Summer 2006 • Issue 22, page 5

Are receivers being appointed in criminal cases? What is the authority for appointing a receiver in such cases? Should I be lobbying my local district attorney for more work?

By Davidson, Peter*

Q: I have heard receivers are sometimes appointed in criminal cases. Is that correct? What is the authority for appointing a receiver in such cases? Should I be lobbying my local district attorney from more work?

A: There are two different statutes which authorize the appointment of a receiver in criminal cases. Penal Code §186.11 provides for the appointment of a receiver, at the request of a prosecuting agency, where a complaint or indictment charges a person committed two or more felonies, a material element of which is fraud or embezzlement, which involve a pattern of related felony conduct and the pattern of related felony conduct involves the taking of more than $100,000.00 (known as the “aggregated white collar crime enhancement”) and it is necessary to preserve property or assets for the payment of restitution to victims or fines imposed by the section.

The petition for the appointment of the receiver must allege that the defendant has been charged with two or more qualifying felonies, is subject to the “aggregated white collar crime enhancement” and needs to identify the criminal proceeding and assets and property to be affected by the order.

One interesting aspect of the statute is that notice of the petition needs to be served by personal service or registered mail on every person who may have an interest in the property specified in the petition and must be published for three (3) successive weeks in a newspaper of general circulation. The receiver appointed under this section can upon motion sell the property he is appointed receiver over. The statute also provides how the assets the receiver takes possession of are to be distributed.

The other section which authorizes the appointment of a receiver in criminal cases is Penal Code §186.6. It provides for the appointment of a receiver to take possession of, care for, manage, and operate assets and property where the assets are subject to forfeiture due to “criminal profiteering activities” as defined in Penal Code §186 et seq. This section also has certain notice requirements requiring notice to be provided to interested parties.

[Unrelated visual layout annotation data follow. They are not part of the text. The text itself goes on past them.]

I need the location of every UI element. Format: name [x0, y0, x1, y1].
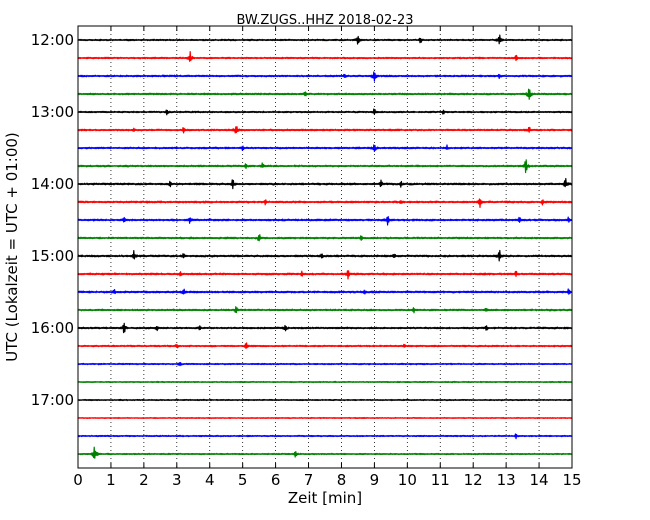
x-tick-label: 1	[106, 471, 116, 489]
trace-lines	[77, 34, 573, 459]
trace-1215	[77, 51, 573, 62]
trace-1445	[77, 234, 573, 242]
x-tick-label: 11	[431, 471, 450, 489]
x-tick-label: 0	[73, 471, 83, 489]
x-tick-label: 7	[304, 471, 314, 489]
x-tick-label: 14	[530, 471, 549, 489]
trace-1200	[77, 34, 573, 45]
trace-1415	[77, 198, 573, 209]
trace-1515	[77, 270, 573, 280]
trace-1545	[77, 306, 573, 314]
trace-1600	[77, 322, 573, 334]
trace-1645	[77, 380, 573, 384]
y-tick-label: 16:00	[31, 319, 74, 337]
trace-1615	[77, 342, 573, 350]
grid-lines	[110, 26, 540, 468]
y-tick-label: 15:00	[31, 247, 74, 265]
trace-1230	[77, 71, 573, 82]
trace-1430	[77, 216, 573, 226]
trace-1300	[77, 108, 573, 116]
axes: 0 1 2 3 4 5 6 7 8 9 10 11 12 13 14 1512:0013:0014:0015:…	[31, 25, 582, 489]
plot-frame	[77, 25, 573, 469]
trace-1700	[77, 398, 573, 402]
y-axis-label: UTC (Lokalzeit = UTC + 01:00)	[3, 132, 21, 362]
x-tick-label: 13	[497, 471, 516, 489]
x-tick-label: 6	[271, 471, 281, 489]
x-tick-label: 12	[464, 471, 483, 489]
x-tick-label: 4	[205, 471, 215, 489]
trace-1400	[77, 177, 573, 190]
x-axis-label: Zeit [min]	[288, 489, 362, 507]
trace-1530	[77, 288, 573, 295]
trace-1715	[77, 416, 573, 420]
x-tick-label: 8	[337, 471, 347, 489]
x-tick-label: 10	[398, 471, 417, 489]
trace-1315	[77, 126, 573, 134]
trace-1245	[77, 88, 573, 100]
x-tick-label: 5	[238, 471, 248, 489]
y-tick-label: 12:00	[31, 31, 74, 49]
x-tick-label: 3	[172, 471, 182, 489]
trace-1330	[77, 144, 573, 153]
y-tick-label: 13:00	[31, 103, 74, 121]
x-tick-label: 9	[370, 471, 380, 489]
trace-1745	[77, 446, 573, 459]
trace-1730	[77, 433, 573, 440]
y-tick-label: 14:00	[31, 175, 74, 193]
chart-title: BW.ZUGS..HHZ 2018-02-23	[236, 13, 413, 28]
trace-1345	[77, 159, 573, 174]
y-tick-label: 17:00	[31, 391, 74, 409]
x-tick-label: 15	[562, 471, 581, 489]
trace-1500	[77, 249, 573, 262]
trace-1630	[77, 362, 573, 367]
x-tick-label: 2	[139, 471, 149, 489]
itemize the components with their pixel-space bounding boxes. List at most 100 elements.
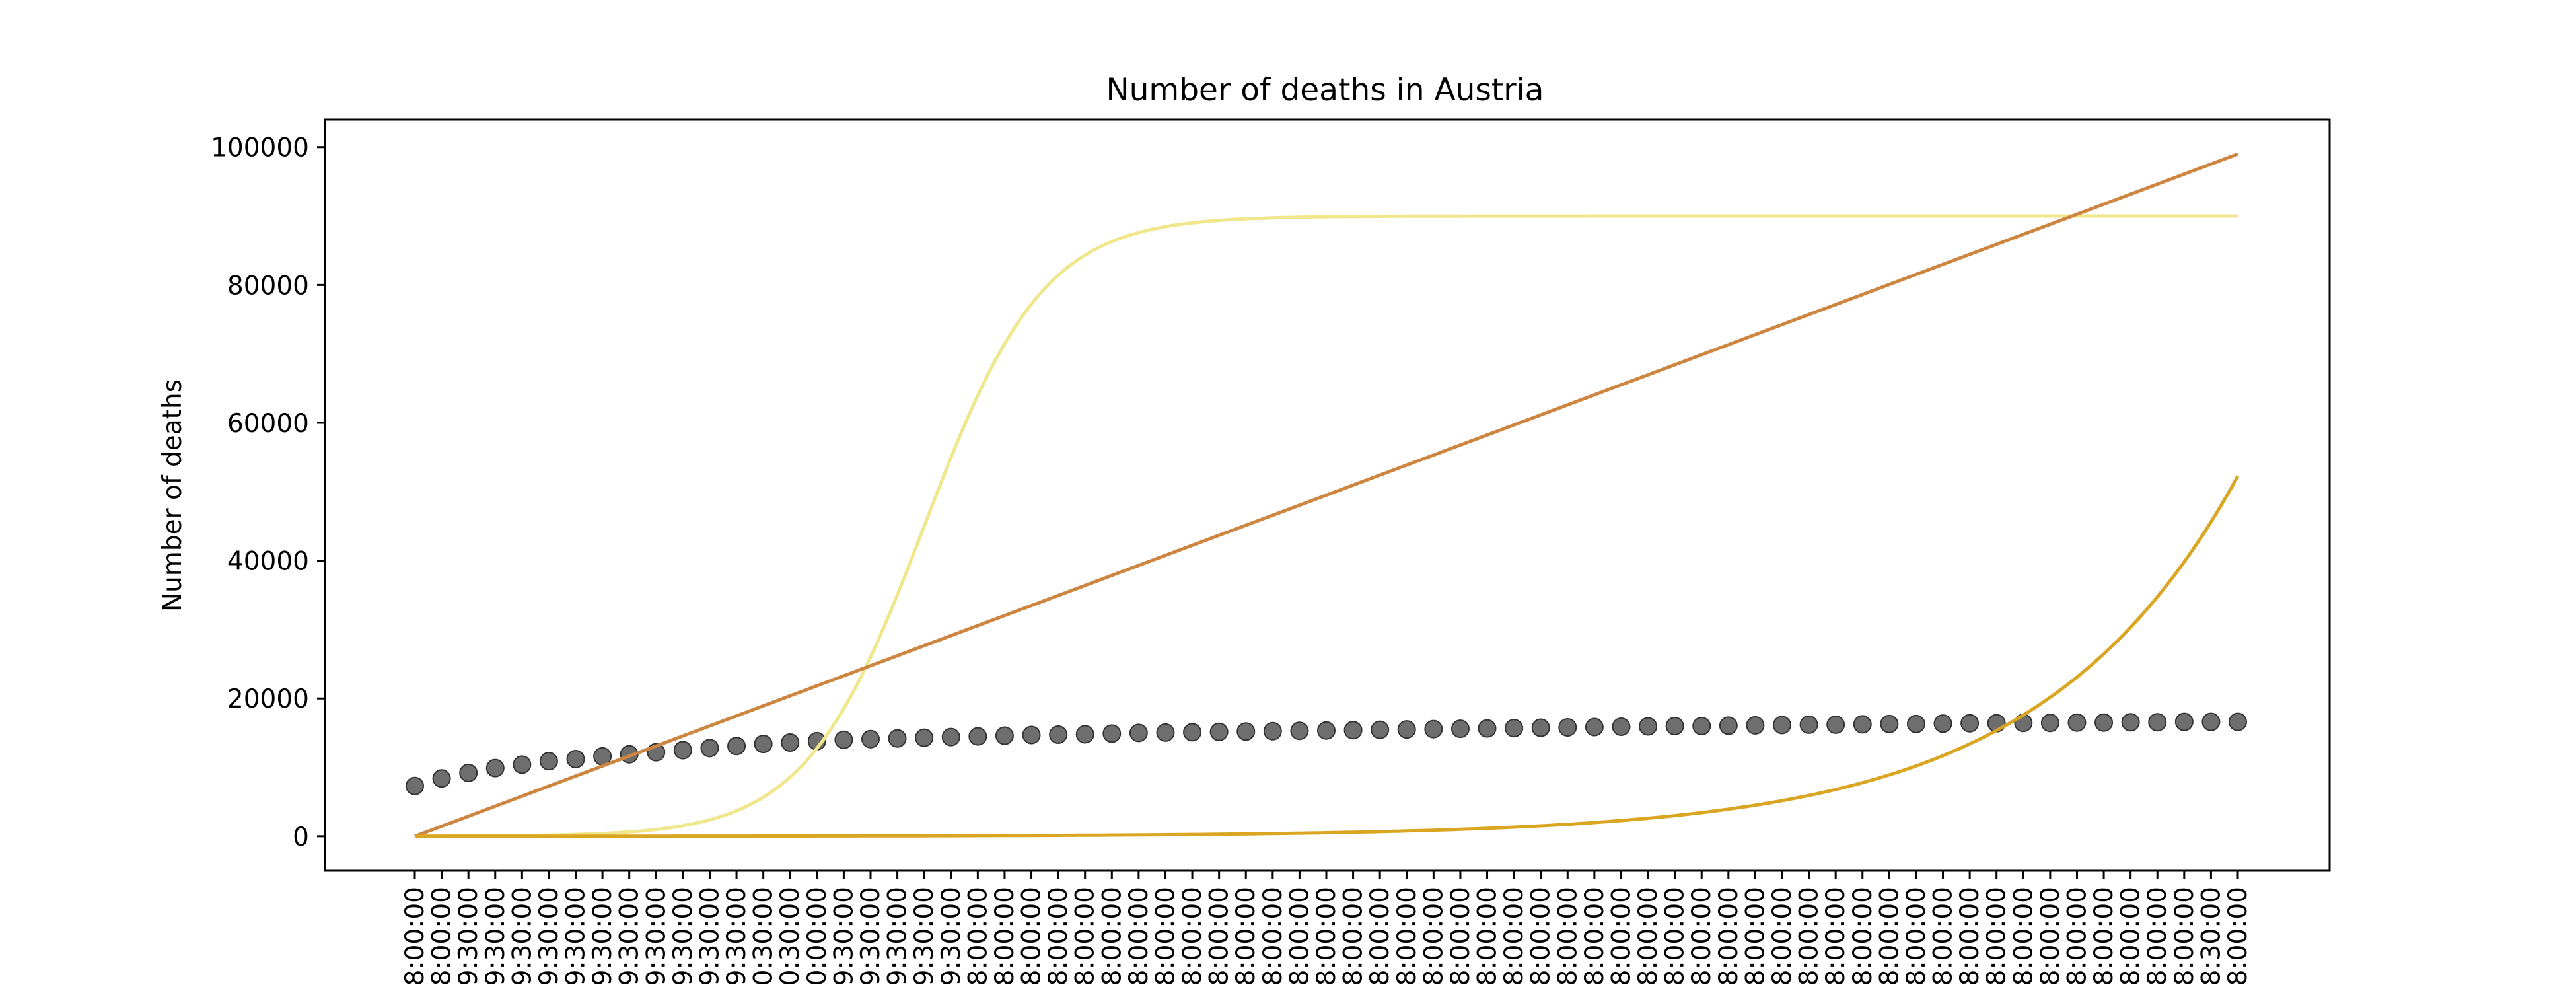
x-tick-label: 9:30:00 (561, 887, 591, 986)
data-point (1236, 722, 1256, 741)
data-point (1183, 723, 1202, 742)
data-point (1022, 725, 1041, 745)
x-tick-label: 8:00:00 (1740, 887, 1770, 986)
data-point (1424, 719, 1443, 739)
x-tick-label: 8:00:00 (1875, 887, 1904, 986)
x-tick-label: 8:00:00 (1714, 887, 1744, 986)
data-point (459, 763, 478, 782)
y-tick-label: 80000 (227, 271, 309, 301)
data-point (1853, 715, 1872, 734)
x-tick-label: 8:00:00 (1339, 887, 1369, 986)
y-axis-label: Number of deaths (158, 379, 188, 612)
data-point (1826, 715, 1845, 734)
x-tick-label: 8:00:00 (1526, 887, 1556, 986)
data-point (1639, 717, 1658, 736)
x-tick-label: 9:30:00 (883, 887, 913, 986)
data-point (1371, 720, 1390, 739)
x-tick-label: 8:00:00 (1285, 887, 1314, 986)
data-point (1692, 716, 1711, 735)
x-tick-label: 9:30:00 (695, 887, 725, 986)
x-tick-label: 8:00:00 (1661, 887, 1690, 986)
x-tick-label: 9:30:00 (641, 887, 671, 986)
x-tick-label: 8:00:00 (2116, 887, 2146, 986)
data-point (1049, 725, 1068, 744)
data-point (1719, 716, 1738, 735)
y-tick-label: 60000 (227, 409, 309, 439)
data-point (727, 737, 746, 756)
series-line-logistic (414, 214, 2238, 838)
data-point (1263, 721, 1282, 741)
x-tick-label: 8:00:00 (1124, 887, 1154, 986)
data-point (1585, 717, 1604, 737)
y-axis: 0 20000 40000 60000 80000 100000 (211, 133, 325, 852)
data-point (1317, 721, 1336, 740)
x-tick-label: 8:00:00 (1687, 887, 1717, 986)
data-point (513, 755, 532, 774)
data-point (1478, 719, 1497, 738)
data-point (968, 727, 987, 746)
data-point (2040, 714, 2059, 733)
x-tick-label: 8:00:00 (1205, 887, 1234, 986)
data-point (2229, 712, 2247, 731)
data-point (566, 750, 585, 769)
data-point (915, 728, 934, 747)
data-point (2201, 712, 2221, 731)
y-tick-label: 100000 (211, 133, 309, 163)
data-point (941, 727, 960, 747)
data-point (1075, 725, 1094, 744)
data-point (485, 758, 505, 778)
x-tick-label: 8:00:00 (1580, 887, 1610, 986)
x-tick-label: 0:00:00 (803, 887, 832, 986)
x-tick-label: 8:00:00 (1071, 887, 1100, 986)
data-point (1505, 719, 1524, 738)
data-point (432, 769, 451, 788)
x-tick-label: 9:30:00 (481, 887, 511, 986)
x-tick-label: 8:00:00 (2009, 887, 2038, 986)
data-point (2121, 713, 2140, 732)
x-tick-label: 8:00:00 (1044, 887, 1073, 986)
x-tick-label: 8:00:00 (1982, 887, 2012, 986)
data-point (1129, 723, 1148, 743)
x-axis: 8:00:008:00:009:30:009:30:009:30:009:30:… (400, 871, 2253, 986)
x-tick-label: 8:00:00 (1473, 887, 1503, 986)
x-tick-label: 8:00:00 (1795, 887, 1824, 986)
x-tick-label: 8:00:00 (1446, 887, 1476, 986)
x-tick-label: 8:00:00 (1955, 887, 1985, 986)
x-tick-label: 8:00:00 (1553, 887, 1583, 986)
x-tick-label: 8:30:00 (2196, 887, 2226, 986)
x-tick-label: 8:00:00 (1768, 887, 1797, 986)
data-point (2094, 713, 2114, 732)
series-line-linear (414, 152, 2238, 838)
data-point (1773, 716, 1791, 735)
plot-area (406, 152, 2247, 838)
x-tick-label: 8:00:00 (990, 887, 1020, 986)
x-tick-label: 9:30:00 (829, 887, 859, 986)
data-point (861, 729, 880, 749)
y-tick-label: 0 (293, 823, 309, 852)
x-tick-label: 8:00:00 (1929, 887, 1958, 986)
x-tick-label: 8:00:00 (2089, 887, 2119, 986)
data-point (539, 752, 558, 771)
data-point (1665, 716, 1684, 735)
data-point (406, 776, 424, 795)
data-point (673, 741, 692, 760)
data-point (2067, 713, 2087, 732)
x-tick-label: 9:30:00 (615, 887, 645, 986)
data-point (1880, 714, 1899, 733)
x-tick-label: 9:30:00 (910, 887, 939, 986)
x-tick-label: 8:00:00 (1097, 887, 1127, 986)
data-point (1450, 719, 1470, 739)
data-point (834, 730, 853, 749)
data-point (754, 735, 773, 754)
x-tick-label: 8:00:00 (963, 887, 993, 986)
data-point (1799, 715, 1818, 734)
x-tick-label: 8:00:00 (2036, 887, 2065, 986)
data-point (1933, 714, 1952, 733)
data-point (1531, 718, 1550, 737)
x-tick-label: 0:30:00 (749, 887, 779, 986)
x-tick-label: 8:00:00 (1151, 887, 1180, 986)
x-tick-label: 9:30:00 (937, 887, 966, 986)
data-point (1156, 723, 1175, 742)
data-point (781, 733, 800, 752)
x-tick-label: 8:00:00 (1312, 887, 1342, 986)
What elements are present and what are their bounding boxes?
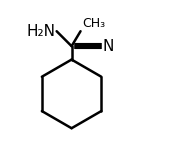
Text: N: N <box>102 39 113 54</box>
Text: CH₃: CH₃ <box>82 17 105 31</box>
Text: H₂N: H₂N <box>26 24 55 39</box>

There is almost no case law regarding the appointment of a receiver under these sections. One reported decision, decided late last year, concerned how claims to the funds the receiver has taken possession of are to be handled. People v. Semaan, 35 Cal. Rptr. 3d 382 (2005). The Supreme Court granted review earlier this year and, therefore, that decision is now of no precedental value.

Another recent case is People v. Stark, 31 Cal Rptr. 3d 669 (2005). The case has a general discussion of Penal Code §186.11 and its purposes. The case focuses on the receiver’s sale of assets in a criminal receivership case. The court notes that no case law has been developed under the criminal statute since it was enacted ten years ago and that the law governing sales by receivers in civil actions should govern sales by receivers in criminal actions.

With regard to your final question, you probably should lobby your local district attorney to make more use of this remedy. In both cases discussed above, the receiver was able to liquidate a number of valuable assets and distribute funds to the defrauded entities.

*PETER A. DAVIDSON, with Moldo Davidson Fraioli Seror & Sestanovich LLP located in Los Angeles, is a receiver and an attorney who specializes in representing receivers in state and federal court.